Sur l’utilisation de caméras installées sur des aéronefs (article 22), le Sénat semble cautionner une surveillance accrue de la population dans quasiment tout l’espace public, y compris lors de manifestations, du moment qu’elle est motivée par une recherche, une constatation ou une poursuite d’infractions pénales. En revanche, il interdit toute captation de sons, ainsi que l’analyse des images au moyen de systèmes de reconnaissance faciale, pour l’instant.
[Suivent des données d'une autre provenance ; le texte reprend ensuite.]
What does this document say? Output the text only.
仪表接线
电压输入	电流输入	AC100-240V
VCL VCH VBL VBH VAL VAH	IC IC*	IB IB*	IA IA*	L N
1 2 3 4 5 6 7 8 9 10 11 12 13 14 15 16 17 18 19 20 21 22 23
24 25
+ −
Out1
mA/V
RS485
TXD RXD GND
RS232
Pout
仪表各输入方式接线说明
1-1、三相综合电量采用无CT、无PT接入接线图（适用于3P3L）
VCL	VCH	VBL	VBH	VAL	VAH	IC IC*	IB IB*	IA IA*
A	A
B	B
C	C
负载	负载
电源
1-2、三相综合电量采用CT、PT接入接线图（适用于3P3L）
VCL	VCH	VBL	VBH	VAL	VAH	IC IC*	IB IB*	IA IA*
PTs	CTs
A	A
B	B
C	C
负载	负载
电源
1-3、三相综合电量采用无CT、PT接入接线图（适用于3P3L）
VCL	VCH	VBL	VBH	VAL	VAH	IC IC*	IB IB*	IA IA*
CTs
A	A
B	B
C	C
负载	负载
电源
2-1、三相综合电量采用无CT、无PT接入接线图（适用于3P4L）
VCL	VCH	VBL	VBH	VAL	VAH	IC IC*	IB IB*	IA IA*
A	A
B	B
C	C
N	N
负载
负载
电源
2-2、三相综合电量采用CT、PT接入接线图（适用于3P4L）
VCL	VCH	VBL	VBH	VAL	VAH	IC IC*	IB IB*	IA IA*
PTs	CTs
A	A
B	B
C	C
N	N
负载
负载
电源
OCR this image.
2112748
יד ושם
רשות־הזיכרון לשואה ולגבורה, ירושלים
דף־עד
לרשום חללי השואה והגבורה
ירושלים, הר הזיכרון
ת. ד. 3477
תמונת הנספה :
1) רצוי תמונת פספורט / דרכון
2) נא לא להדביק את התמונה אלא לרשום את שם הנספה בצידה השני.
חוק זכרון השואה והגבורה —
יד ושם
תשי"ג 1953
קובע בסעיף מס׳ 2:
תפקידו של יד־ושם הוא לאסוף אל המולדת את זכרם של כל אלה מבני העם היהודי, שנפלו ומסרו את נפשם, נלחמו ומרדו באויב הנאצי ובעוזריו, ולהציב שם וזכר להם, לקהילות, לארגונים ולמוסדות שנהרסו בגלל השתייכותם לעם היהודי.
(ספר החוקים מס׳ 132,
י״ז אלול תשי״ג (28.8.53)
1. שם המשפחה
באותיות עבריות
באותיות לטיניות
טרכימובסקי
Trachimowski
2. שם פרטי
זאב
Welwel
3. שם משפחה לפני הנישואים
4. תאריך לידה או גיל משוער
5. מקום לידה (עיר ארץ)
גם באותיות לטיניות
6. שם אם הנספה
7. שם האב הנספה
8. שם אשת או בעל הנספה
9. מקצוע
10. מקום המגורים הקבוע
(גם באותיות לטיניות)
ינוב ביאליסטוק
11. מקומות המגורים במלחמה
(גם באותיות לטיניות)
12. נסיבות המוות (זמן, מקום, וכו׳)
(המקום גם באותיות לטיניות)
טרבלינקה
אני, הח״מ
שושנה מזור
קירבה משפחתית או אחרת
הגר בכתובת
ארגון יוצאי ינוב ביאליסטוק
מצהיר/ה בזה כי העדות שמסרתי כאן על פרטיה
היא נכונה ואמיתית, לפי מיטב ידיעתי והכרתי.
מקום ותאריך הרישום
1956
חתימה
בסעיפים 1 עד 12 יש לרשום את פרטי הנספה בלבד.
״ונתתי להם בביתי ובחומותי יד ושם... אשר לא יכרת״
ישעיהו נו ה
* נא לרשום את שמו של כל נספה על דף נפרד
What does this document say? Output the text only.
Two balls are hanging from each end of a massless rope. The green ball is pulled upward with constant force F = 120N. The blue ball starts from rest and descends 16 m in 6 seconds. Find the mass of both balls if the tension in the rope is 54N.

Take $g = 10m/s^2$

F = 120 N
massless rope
Le texte adopté par la CMP retient de nombreux apports du Sénat, visant notamment à encadrer plus strictement certains dispositifs et à apporter des garanties en matière de protection des libertés publiques et individuelles. En particulier :

  • la création d’un délit de provocation à l’identification qui, tout en protégeant les membres des forces de sécurité intérieure et leur famille, ne porte pas atteinte au droit d’informer (article 24) ;
  • la limitation de la suppression des crédits de réduction de peine pour les auteurs d’infractions commises à l’encontre d’un élu, d’un policier ou d’un gendarme aux infractions les plus graves, une nouvelle forme de crédits de réduction de peine, d’une durée moindre, ayant par ailleurs été créée afin de maintenir un dispositif incitant à la bonne conduite en détention (article 23).

Le texte sera définitivement adopté si l’Assemblée nationale adopte également les conclusions de la CMP.